Sunday, December 23, 2007

Christmas Comet / Advent Day 22

Advent? Yikes! Christmas is barreling down on us. I woke up this morning in terror, watching the tail of a comet whipping through the front door at mach 10. The explosion that awakened me was the actual comet, splintering our log house, a comet which no one ever saw, by the name of Christmas.


When I caught myself, I realized my brain was making lists. I still want to write a lot to people I love, and haven’t, I still haven’t figured out how to do the gifts that I have for people, I have to do a couple of days full time of work for the UU’s to get credentialed, and I have a sermon at the fellowship in two weeks, and a service this morning to read up on, and a Christmas Eve service we’re prepping this afternoon to read up on...


Waiting. Breathing.


Yesterday the weather was warm enough, like officially minus 8 but actually plus 8 up on the hill, so we took Matteo out skiing. He was all enthusiastic on the stiff, short boards he has, hand-me-down skis. We just strap his Steeger Mukluks in, hand him his beloved brand-new poles, and he’s off, shuffling, in high enthusiasm.


After two trips up the stadium hill, I swooped him up in his chariot, a module on skis which hangs on my hips by aluminum poles, now puffed out with a kid’s down sleeping bag for insulation. Matteo’s angles and chills sank into the spongy womb, we zipped him up, and closed the chassis. Ready for delivery. Marin took off home and I took off up.


We skied trails which took me down the hill in the 3:30 pm twilight. I was surprised and delighted that these weren’t lighted trails. The temperatures fell as I went down, and I could get no glide at all trying to skate ski ourselves out of the colder vale below. But even the trudge was fun. It has been two weeks since the weather was even zero-ish-balmy to do this.

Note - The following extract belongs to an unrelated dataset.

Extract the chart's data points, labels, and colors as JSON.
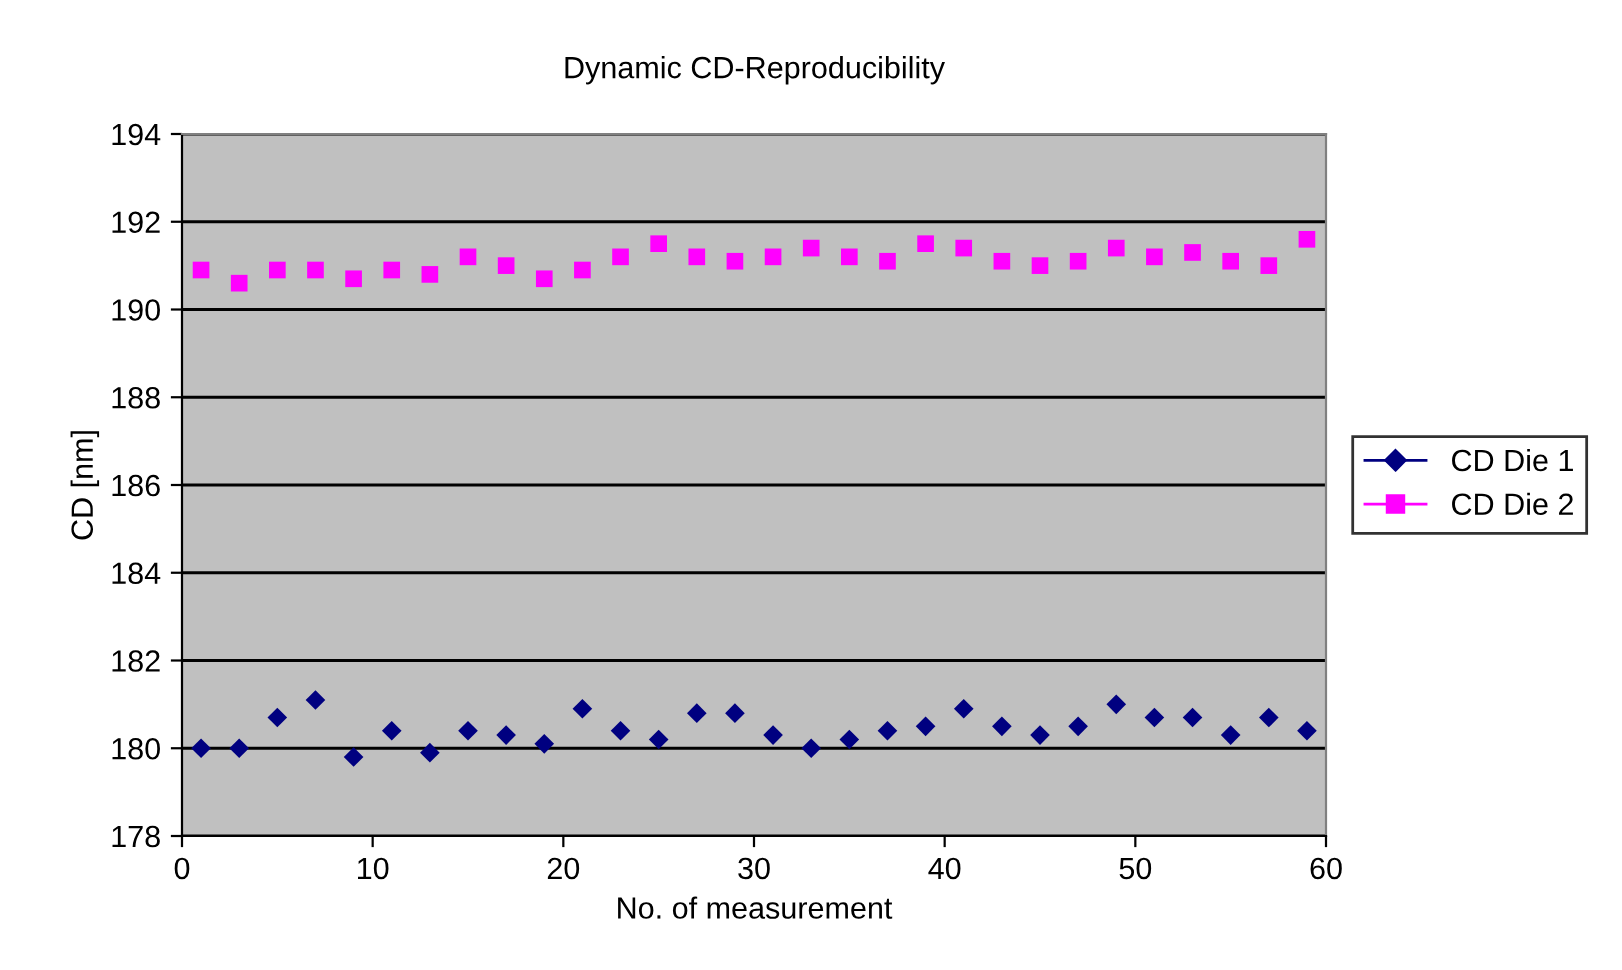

The real gifts are not given, they are not earned, they are received. Life, health, attentiveness. The cold, the sweat, the shortest-day’s descent into darkness, little boy fast asleep in the chariot, head bobbing as I load him into his car seat later. How to learn to see real gifts, to frame life so that gifts can be seen, to open hearts to grace upon grace?


Last year when I couldn’t figure out what to give Marin, I fell back on the "twelve days of Christmas" strategy, which I think should be the norm for every family. The widely acclaimed "Christmas morning" strategy forces you to put everything under the tree, tear it all open, and be done with it. It requires a lot of front end loading, in secret, and the gifts need to be wrapped, that is, they must be physical things, toasters, books, electric ear-and-nose hair removers, stuff.


The "twelve days" strategy is different. It allows for rituals to continue, the daily sitting by the tree, the daily lighting of the candles, the daily singing holding hands, and the daily opening of the presents. And the presents can be gathered, created, and wrapped along the way, allowing almost two weeks of returning to the graced moment of giving and receiving. And the instead of "objects," 12 days allows for "subjects," experiences, promises, and such. Like promising to be the family movie-warrior, getting a family appropriate rental flick the third Friday of the month for the next 12 months, with a bottle of wine, a batch of popcorn, and a mid-movie backrub thrown in. Of course you have to remember it, put it on your calendar, but that beats standing in line at Walmart to buy a plastic and aluminum combo fondue set / deep fryer.


Now I’m showing my hand. This is a great strategy when you’re forty or sixty and you have everything. You cry: "Just what I needed!" Because I need to break into new experiences so I don’t get crotchety. I need to frame what experiences are already open to me so I don’t lose the gift, the gratitude, the grace. "How did you know I needed just that?"


For the hilariously creative tale of a religion-blended family trying to negotiate the best of Christmas without the prevailing religious framing, read "Irving the Snowchicken is Coming to Town." (write me if this doesn't open, I'll send it. It's worth it!)

1 comment:

Rebecca Clack said...

Love the "movie warrior" idea, but I think Ray would opt for a foot rub! The kids usually gave "Christmas letters' or coupon books. One year, Rose made the mistake of giving Ray and "unlimited" foot rub coupon! The next Christmas, she was more specific in her coupon book!
Traditionally, we gave the children 3 gifts each year to honor the Wise Men: G(gold) was a garment; F (frankincense) was a "fun" gift; M (myrrh) was a "mind" gift. And, of course, we had small samples of each "real thing" tucked under the tree during the season.